Raccontarsi a Vanity Fair, per una donna che è oggi soprattutto un personaggio pubblico tout azimut e esercita un importante ruolo di potere, non può essere visto solo come un fatto privato. E’ anche, forse soprattutto, che lei lo voglia o no, un modo di dirsi sul piano politico. Perché, come il femminismo ha insegnato, il nesso tra la vita e la politica è denso, quello tra i sentimenti pubblici e i sentimenti privati strutturante e sempiterno. E la personalizzazione della politica, che Renzi eredita e implementa senza pudore, porta tutto alle stelle.

Per finire: Boschi dice che la feriscono gli attacchi personali ricevuti dalle donne, perché “tutte le donne, in tutti i campi, sanno benissimo che per ognuna di noi, rispetto agli uomini, la fatica è doppia. Dobbiamo dimostrare di essere due volte più brave.” Sono, ahinoi, argomenti un po’ triti, con cui in altri tempi le donne in politica hanno battagliato per imporre norme antidiscriminatorie, contrattare quote rosa, stringere alleanze ad hoc. Lei dovrebbe guardare meglio le carte della politica. Maschile e femminile. Quella della complicità femminile con il potere maschile è la carta sempre più giocata dalle donne, soprattutto in un Paese come l’Italia, dove i gruppi di potere politico sono ancora “al maschile”, nonostante la crisi dell’identità maschile e l’incapacità degli uomini di darsi un ordine e contribuire a fare ordine nelle cose. In che fase siamo arrivate, in quel gigantesco processo di femminilizzazione della società che oggi, a ogni tornante, rischia di essere più quantitativo che qualitativo? Che ci aspettiamo che avvenga dal cinquanta e cinquanta?
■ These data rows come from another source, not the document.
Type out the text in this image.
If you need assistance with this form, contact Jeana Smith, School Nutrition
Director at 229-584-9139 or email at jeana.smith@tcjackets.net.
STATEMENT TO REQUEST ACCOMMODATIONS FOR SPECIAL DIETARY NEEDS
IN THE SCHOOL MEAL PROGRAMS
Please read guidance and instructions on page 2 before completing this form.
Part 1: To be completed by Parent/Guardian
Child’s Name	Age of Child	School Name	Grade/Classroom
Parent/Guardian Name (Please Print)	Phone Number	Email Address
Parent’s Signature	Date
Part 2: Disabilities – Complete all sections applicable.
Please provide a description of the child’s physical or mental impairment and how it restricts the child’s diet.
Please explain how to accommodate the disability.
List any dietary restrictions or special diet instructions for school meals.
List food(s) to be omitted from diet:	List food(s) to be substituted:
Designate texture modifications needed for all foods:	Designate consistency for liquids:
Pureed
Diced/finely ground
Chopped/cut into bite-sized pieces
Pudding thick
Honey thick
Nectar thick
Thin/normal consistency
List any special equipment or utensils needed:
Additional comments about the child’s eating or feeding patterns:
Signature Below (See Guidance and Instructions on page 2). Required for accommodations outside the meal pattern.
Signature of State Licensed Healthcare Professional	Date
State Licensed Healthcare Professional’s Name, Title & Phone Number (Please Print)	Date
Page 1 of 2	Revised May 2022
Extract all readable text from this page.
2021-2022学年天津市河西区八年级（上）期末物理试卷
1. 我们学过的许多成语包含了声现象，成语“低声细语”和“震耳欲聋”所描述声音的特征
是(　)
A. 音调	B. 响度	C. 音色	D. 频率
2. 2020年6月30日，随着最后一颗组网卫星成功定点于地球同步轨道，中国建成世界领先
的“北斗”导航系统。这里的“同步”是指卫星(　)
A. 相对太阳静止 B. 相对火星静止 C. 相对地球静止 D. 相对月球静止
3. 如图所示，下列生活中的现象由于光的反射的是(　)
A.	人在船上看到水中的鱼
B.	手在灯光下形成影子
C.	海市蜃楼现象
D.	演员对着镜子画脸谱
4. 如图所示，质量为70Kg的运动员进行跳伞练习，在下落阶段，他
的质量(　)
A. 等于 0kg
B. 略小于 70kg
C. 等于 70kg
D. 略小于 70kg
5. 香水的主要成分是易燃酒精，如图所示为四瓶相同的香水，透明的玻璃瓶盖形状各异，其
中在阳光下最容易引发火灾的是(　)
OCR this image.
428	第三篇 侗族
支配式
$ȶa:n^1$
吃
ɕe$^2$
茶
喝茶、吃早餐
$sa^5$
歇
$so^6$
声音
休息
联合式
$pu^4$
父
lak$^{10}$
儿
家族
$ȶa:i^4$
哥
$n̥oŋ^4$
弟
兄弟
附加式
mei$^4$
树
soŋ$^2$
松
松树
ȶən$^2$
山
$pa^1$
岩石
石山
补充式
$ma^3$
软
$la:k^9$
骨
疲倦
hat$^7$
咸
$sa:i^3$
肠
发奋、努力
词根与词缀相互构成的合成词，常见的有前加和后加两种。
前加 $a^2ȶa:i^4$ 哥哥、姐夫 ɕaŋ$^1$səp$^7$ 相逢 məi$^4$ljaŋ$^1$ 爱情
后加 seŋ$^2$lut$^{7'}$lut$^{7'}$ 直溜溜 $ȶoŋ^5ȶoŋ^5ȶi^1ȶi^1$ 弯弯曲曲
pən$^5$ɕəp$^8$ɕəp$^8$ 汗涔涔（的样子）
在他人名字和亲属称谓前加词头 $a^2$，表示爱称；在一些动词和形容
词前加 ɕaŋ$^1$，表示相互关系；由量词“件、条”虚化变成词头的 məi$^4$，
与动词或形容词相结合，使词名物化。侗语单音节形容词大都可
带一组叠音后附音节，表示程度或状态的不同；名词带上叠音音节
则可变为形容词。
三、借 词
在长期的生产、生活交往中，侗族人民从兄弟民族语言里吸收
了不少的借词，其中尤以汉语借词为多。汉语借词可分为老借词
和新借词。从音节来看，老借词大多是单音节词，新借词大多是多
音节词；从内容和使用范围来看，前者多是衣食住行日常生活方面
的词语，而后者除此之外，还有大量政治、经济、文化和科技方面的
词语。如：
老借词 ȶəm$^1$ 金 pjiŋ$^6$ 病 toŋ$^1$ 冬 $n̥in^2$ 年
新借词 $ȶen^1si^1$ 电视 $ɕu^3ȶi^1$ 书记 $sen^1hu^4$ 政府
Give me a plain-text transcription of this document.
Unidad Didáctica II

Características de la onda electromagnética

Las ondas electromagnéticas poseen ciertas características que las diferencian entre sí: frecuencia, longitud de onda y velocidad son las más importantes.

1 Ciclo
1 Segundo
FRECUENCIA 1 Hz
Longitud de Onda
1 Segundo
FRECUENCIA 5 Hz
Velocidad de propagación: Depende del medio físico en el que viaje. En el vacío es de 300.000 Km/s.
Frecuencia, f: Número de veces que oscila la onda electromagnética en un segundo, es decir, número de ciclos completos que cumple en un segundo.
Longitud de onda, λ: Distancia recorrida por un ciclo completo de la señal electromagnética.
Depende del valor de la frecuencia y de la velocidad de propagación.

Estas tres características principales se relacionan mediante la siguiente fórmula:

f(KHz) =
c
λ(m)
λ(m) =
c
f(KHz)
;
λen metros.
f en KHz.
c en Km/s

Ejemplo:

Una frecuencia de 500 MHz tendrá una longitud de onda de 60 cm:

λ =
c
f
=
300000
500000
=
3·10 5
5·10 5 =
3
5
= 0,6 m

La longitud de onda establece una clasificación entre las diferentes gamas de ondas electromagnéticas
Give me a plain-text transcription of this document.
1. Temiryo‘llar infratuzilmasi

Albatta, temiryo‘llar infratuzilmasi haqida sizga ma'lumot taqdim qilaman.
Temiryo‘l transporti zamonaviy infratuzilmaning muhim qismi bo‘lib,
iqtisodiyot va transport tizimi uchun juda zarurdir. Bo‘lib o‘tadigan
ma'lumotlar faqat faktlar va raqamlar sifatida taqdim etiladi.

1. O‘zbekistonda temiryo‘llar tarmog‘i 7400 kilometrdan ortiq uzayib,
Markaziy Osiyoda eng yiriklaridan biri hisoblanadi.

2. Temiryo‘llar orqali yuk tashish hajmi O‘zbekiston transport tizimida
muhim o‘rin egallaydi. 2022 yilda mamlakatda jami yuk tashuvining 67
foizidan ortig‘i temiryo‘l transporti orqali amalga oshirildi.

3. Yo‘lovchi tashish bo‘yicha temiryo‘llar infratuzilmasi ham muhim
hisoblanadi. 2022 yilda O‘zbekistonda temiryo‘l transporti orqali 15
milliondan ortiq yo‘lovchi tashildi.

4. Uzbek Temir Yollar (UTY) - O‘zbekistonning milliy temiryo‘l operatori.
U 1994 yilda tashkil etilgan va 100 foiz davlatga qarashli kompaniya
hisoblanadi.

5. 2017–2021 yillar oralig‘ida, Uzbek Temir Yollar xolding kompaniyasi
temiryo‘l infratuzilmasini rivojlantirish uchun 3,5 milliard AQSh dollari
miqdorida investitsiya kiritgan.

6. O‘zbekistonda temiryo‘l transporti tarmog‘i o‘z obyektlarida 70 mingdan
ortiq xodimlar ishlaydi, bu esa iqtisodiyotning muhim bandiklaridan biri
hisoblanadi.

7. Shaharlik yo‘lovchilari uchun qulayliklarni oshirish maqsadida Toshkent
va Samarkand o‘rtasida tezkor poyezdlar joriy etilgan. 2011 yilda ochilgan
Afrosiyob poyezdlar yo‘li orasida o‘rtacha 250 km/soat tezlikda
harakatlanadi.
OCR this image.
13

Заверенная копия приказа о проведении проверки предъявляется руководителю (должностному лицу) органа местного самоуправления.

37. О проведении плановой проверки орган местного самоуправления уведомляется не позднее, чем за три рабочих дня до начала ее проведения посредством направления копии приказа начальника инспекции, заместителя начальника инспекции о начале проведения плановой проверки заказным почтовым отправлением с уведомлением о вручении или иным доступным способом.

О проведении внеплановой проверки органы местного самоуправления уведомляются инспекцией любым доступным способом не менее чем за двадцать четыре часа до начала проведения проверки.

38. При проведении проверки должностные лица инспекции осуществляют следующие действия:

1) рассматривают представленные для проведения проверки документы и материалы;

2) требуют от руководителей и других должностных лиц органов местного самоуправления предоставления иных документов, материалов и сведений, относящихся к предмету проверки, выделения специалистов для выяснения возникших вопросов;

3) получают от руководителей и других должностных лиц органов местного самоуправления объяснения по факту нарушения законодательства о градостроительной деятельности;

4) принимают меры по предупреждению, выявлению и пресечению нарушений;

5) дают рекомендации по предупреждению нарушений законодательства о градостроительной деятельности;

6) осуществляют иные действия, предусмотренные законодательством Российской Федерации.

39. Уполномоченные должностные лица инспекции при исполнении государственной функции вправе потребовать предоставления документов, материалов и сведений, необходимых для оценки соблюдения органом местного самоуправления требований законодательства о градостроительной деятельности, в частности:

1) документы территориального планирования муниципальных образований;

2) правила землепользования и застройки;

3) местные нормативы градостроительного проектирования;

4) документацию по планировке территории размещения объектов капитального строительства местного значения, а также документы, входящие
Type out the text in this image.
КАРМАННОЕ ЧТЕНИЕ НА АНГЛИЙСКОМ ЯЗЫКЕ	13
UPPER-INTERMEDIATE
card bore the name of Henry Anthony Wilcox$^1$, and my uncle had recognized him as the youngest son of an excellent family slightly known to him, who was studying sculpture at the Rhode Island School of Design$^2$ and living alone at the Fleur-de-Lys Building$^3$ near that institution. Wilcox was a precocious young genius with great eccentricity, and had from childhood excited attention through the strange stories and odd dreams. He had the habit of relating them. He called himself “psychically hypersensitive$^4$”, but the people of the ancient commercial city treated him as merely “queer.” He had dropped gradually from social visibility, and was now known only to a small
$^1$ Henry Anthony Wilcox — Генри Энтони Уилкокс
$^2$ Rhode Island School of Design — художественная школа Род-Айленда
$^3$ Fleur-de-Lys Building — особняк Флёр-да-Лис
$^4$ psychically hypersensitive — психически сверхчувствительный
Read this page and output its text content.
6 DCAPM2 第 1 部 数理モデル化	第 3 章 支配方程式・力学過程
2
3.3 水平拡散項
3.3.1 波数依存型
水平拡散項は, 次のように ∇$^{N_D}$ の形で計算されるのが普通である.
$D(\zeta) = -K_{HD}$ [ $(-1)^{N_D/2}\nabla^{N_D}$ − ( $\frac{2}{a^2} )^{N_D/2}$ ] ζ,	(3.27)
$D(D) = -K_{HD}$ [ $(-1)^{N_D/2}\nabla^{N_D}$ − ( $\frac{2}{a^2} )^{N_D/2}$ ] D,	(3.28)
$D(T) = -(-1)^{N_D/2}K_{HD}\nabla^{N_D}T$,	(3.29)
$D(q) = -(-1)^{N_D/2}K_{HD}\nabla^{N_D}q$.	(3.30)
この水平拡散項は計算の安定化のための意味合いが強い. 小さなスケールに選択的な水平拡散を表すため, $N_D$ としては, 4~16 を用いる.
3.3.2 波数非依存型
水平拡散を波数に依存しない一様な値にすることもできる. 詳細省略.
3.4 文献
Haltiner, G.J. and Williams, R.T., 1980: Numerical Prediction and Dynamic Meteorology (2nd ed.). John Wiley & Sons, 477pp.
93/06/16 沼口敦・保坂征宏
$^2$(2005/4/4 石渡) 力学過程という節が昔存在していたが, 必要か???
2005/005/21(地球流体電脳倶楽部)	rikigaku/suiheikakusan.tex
La complicità femminile nei confronti del maschile ha avuto il sopravvento sulla libertà femminile nei rapporti con gli uomini. Una bella differenza politica. La libertà femminile vive in altri ambiti. E’ il segno dei tempi, nonostante tutto. Andrebbe recuperata alla grande alla politica e sarebbe un bene per le donne e gli uomini. Soprattutto per le nuove generazioni. Ma l’epoca di Renzi non lo consente: è l’epoca per antonomasia delle donne, tante ma a seconda delle postazioni, e intese come un valore aggiunto seppure in apparenza forte. Le cose stanno così, semplicemente. E le critiche femminili fanno parte della partita. Ci mancherebbe.